Williamsburg food pantry needs help
Feb 21, 2013 (The Record-Eagle - McClatchy-Tribune Information Services via COMTEX) --
TRAVERSE CITY -- When gas climbs close to $4 a gallon, Maureen Robinson and her husband run short of money for food.
Thanks to the Acme Christian Thrift Store & Food Pantry, they have enough to eat.
"Without it, we'd have a very difficult time making ends meet," she said.
Now the Williamsburg food pantry has run short of money.
"It's a financial thing, but it's also a great religious and moral issue of how much we can afford to give and still stay in business," said Larry Avery.
Avery is the board secretary of the nonprofit thrift store and pantry, created in 2002 by several churches.
The pantry relies on grants, donations, and thrift store revenues, but is running $1,000 a week short at its current giving level. At that rate, it would have to close in six months, begging the question of whether to give less, Avery said.
The pantry moved into a larger space on M-72 last year to meet the growing number of needy families in the Acme area. It helped 3,554 families last year, about 400 more than 2011, said Carol Hockin, operations director.
"There are just a lot who are underemployed or on disability. They don't have enough to make it."
Robinson is one of them. She hasn't worked as a cashier since 2009, sidelined by fibromyalgia and arthritis. She's awaiting word on if and when she might qualify for disability.

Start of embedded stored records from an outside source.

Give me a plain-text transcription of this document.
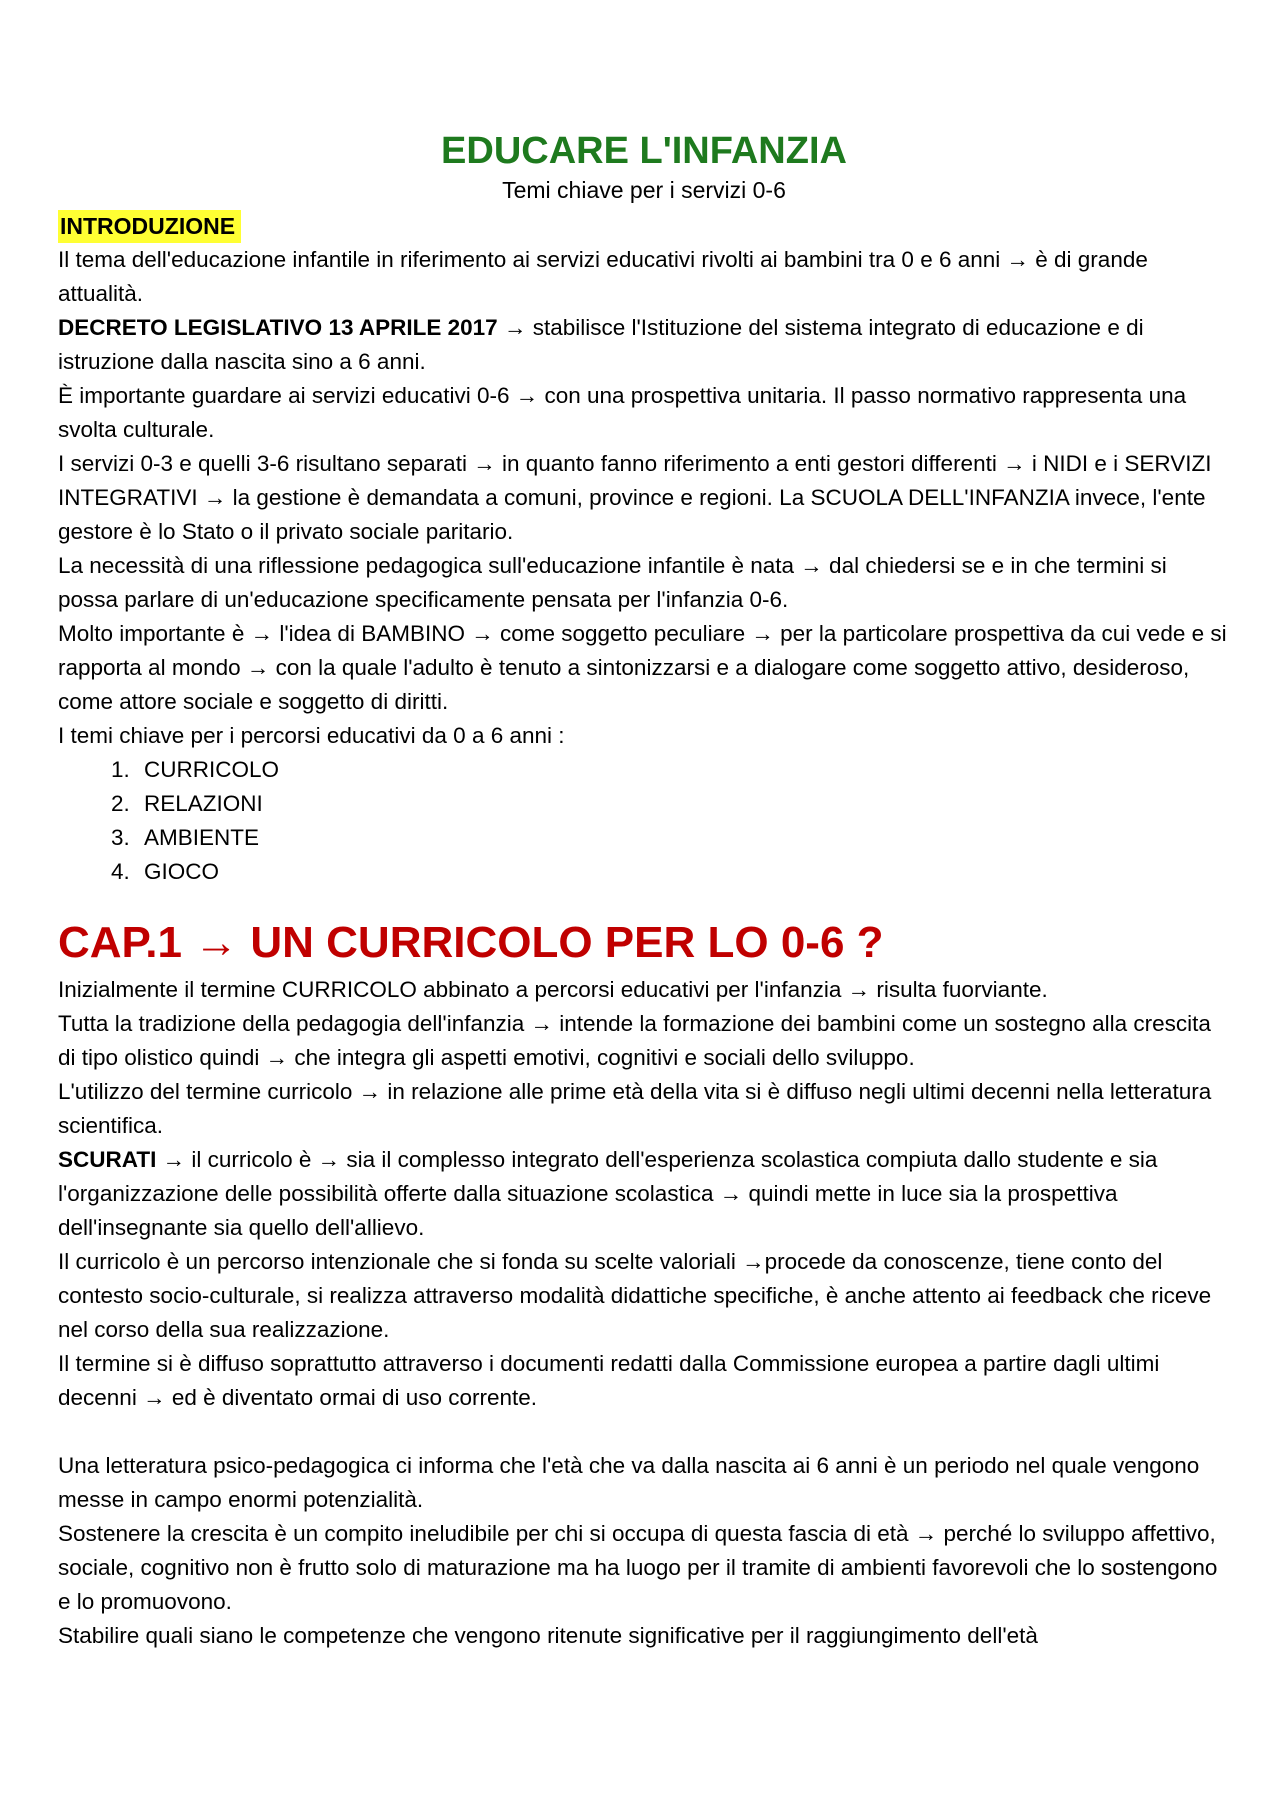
EDUCARE L'INFANZIA
Temi chiave per i servizi 0-6
INTRODUZIONE

Il tema dell'educazione infantile in riferimento ai servizi educativi rivolti ai bambini tra 0 e 6 anni → è di grande attualità.

DECRETO LEGISLATIVO 13 APRILE 2017 → stabilisce l'Istituzione del sistema integrato di educazione e di istruzione dalla nascita sino a 6 anni.

È importante guardare ai servizi educativi 0-6 → con una prospettiva unitaria. Il passo normativo rappresenta una svolta culturale.

I servizi 0-3 e quelli 3-6 risultano separati → in quanto fanno riferimento a enti gestori differenti → i NIDI e i SERVIZI INTEGRATIVI → la gestione è demandata a comuni, province e regioni. La SCUOLA DELL'INFANZIA invece, l'ente gestore è lo Stato o il privato sociale paritario.

La necessità di una riflessione pedagogica sull'educazione infantile è nata → dal chiedersi se e in che termini si possa parlare di un'educazione specificamente pensata per l'infanzia 0-6.

Molto importante è → l'idea di BAMBINO → come soggetto peculiare → per la particolare prospettiva da cui vede e si rapporta al mondo → con la quale l'adulto è tenuto a sintonizzarsi e a dialogare come soggetto attivo, desideroso, come attore sociale e soggetto di diritti.

I temi chiave per i percorsi educativi da 0 a 6 anni :

1. CURRICOLO
2. RELAZIONI
3. AMBIENTE
4. GIOCO
CAP.1 → UN CURRICOLO PER LO 0-6 ?

Inizialmente il termine CURRICOLO abbinato a percorsi educativi per l'infanzia → risulta fuorviante.

Tutta la tradizione della pedagogia dell'infanzia → intende la formazione dei bambini come un sostegno alla crescita di tipo olistico quindi → che integra gli aspetti emotivi, cognitivi e sociali dello sviluppo.

L'utilizzo del termine curricolo → in relazione alle prime età della vita si è diffuso negli ultimi decenni nella letteratura scientifica.

SCURATI → il curricolo è → sia il complesso integrato dell'esperienza scolastica compiuta dallo studente e sia l'organizzazione delle possibilità offerte dalla situazione scolastica → quindi mette in luce sia la prospettiva dell'insegnante sia quello dell'allievo.

Il curricolo è un percorso intenzionale che si fonda su scelte valoriali →procede da conoscenze, tiene conto del contesto socio-culturale, si realizza attraverso modalità didattiche specifiche, è anche attento ai feedback che riceve nel corso della sua realizzazione.

Il termine si è diffuso soprattutto attraverso i documenti redatti dalla Commissione europea a partire dagli ultimi decenni → ed è diventato ormai di uso corrente.

Una letteratura psico-pedagogica ci informa che l'età che va dalla nascita ai 6 anni è un periodo nel quale vengono messe in campo enormi potenzialità.

Sostenere la crescita è un compito ineludibile per chi si occupa di questa fascia di età → perché lo sviluppo affettivo, sociale, cognitivo non è frutto solo di maturazione ma ha luogo per il tramite di ambienti favorevoli che lo sostengono e lo promuovono.

Stabilire quali siano le competenze che vengono ritenute significative per il raggiungimento dell'età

Her husband now has a job at a local casino, but bills piled up when both were jobless.
"We can go to the pantry twice a month," she said.

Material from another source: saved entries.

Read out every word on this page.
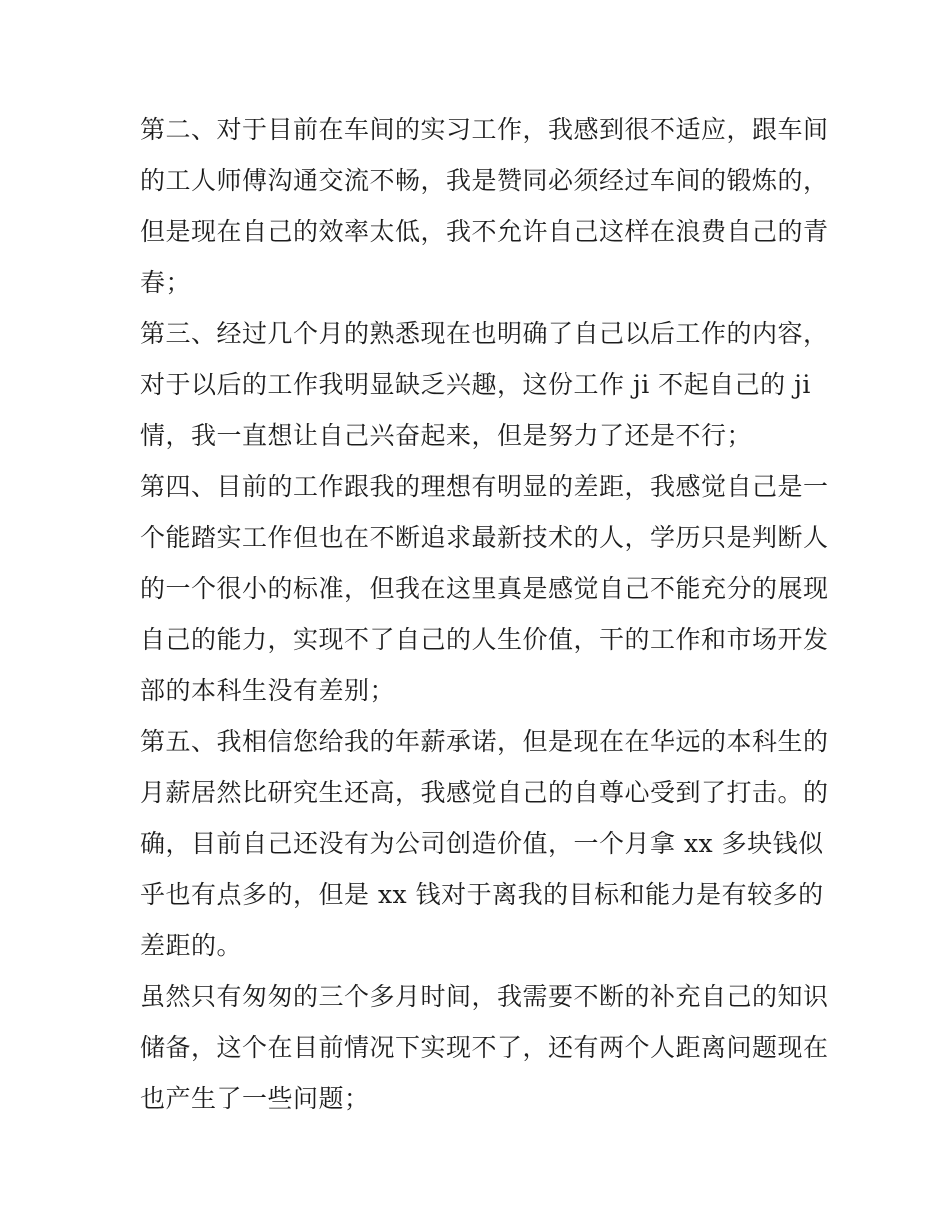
第二、对于目前在车间的实习工作，我感到很不适应，跟车间
的工人师傅沟通交流不畅，我是赞同必须经过车间的锻炼的，
但是现在自己的效率太低，我不允许自己这样在浪费自己的青
春；
第三、经过几个月的熟悉现在也明确了自己以后工作的内容，
对于以后的工作我明显缺乏兴趣，这份工作 ji 不起自己的 ji
情，我一直想让自己兴奋起来，但是努力了还是不行；
第四、目前的工作跟我的理想有明显的差距，我感觉自己是一
个能踏实工作但也在不断追求最新技术的人，学历只是判断人
的一个很小的标准，但我在这里真是感觉自己不能充分的展现
自己的能力，实现不了自己的人生价值，干的工作和市场开发
部的本科生没有差别；
第五、我相信您给我的年薪承诺，但是现在在华远的本科生的
月薪居然比研究生还高，我感觉自己的自尊心受到了打击。的
确，目前自己还没有为公司创造价值，一个月拿 xx 多块钱似
乎也有点多的，但是 xx 钱对于离我的目标和能力是有较多的
差距的。
虽然只有匆匆的三个多月时间，我需要不断的补充自己的知识
储备，这个在目前情况下实现不了，还有两个人距离问题现在
也产生了一些问题；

Board members are looking at their options to confront the financial shortfall. They may expand the thrift store, for example, so it can sell bigger ticket items, he said.
The pantry used to operate out of a 1,950-square-foot building on U.S. 31 North, where it was "bursting at the seams" and unable to help the growing number of needy families, said Gini Claudepierre, board member.
The pantry was forced to move after the owner decided to sell the building. The pantry had to be out by summer, she said.
That's when serendipity struck; members of the Rotary Club of Elk Rapids offered to help the pantry buy a permanent home.
"They were absolutely instrumental in making the jump at light speed here," Avery said.
Within a few weeks, the pantry received more than $70,000 in cash donations for a down payment and renovation, Claudepierre said.
Elk Rapids Rotary members and other volunteers donned hard hats to help clean the space and bang out the walls of the former shops, Avery said.
"We've gone through so many changes in such a short time," Avery said. "Six months and we're a full-blown operation and we're working out the kinks. We need a computer to have clients log in and figure out how much food we can buy; all the minutia of running a professional operation."
The mortgage is comparable to the former rent payment. But heat and snow removal costs are driving up expenses, just when volunteers and contributors moved south for the winter, Claudepierre said.
The new space, with its enhanced security, qualified the pantry to obtain food from Feeding America, a national nonprofit. Hockin also gets food from Food Rescue and Fresh Food Partnership. And she's become an expert shopper.
"I have friends who want me go to on the Price is Right, but I'm not ready for that yet," she joked.
The operation has no paid staff, Avery said.
"If people had an extra day to give, we could really use the help," he said.
The ACTS nonprofit was created in 2002 by several churches that wanted to help the needy.
"It's all about doing the right thing, the good thing," Avery said. "There's no other agenda."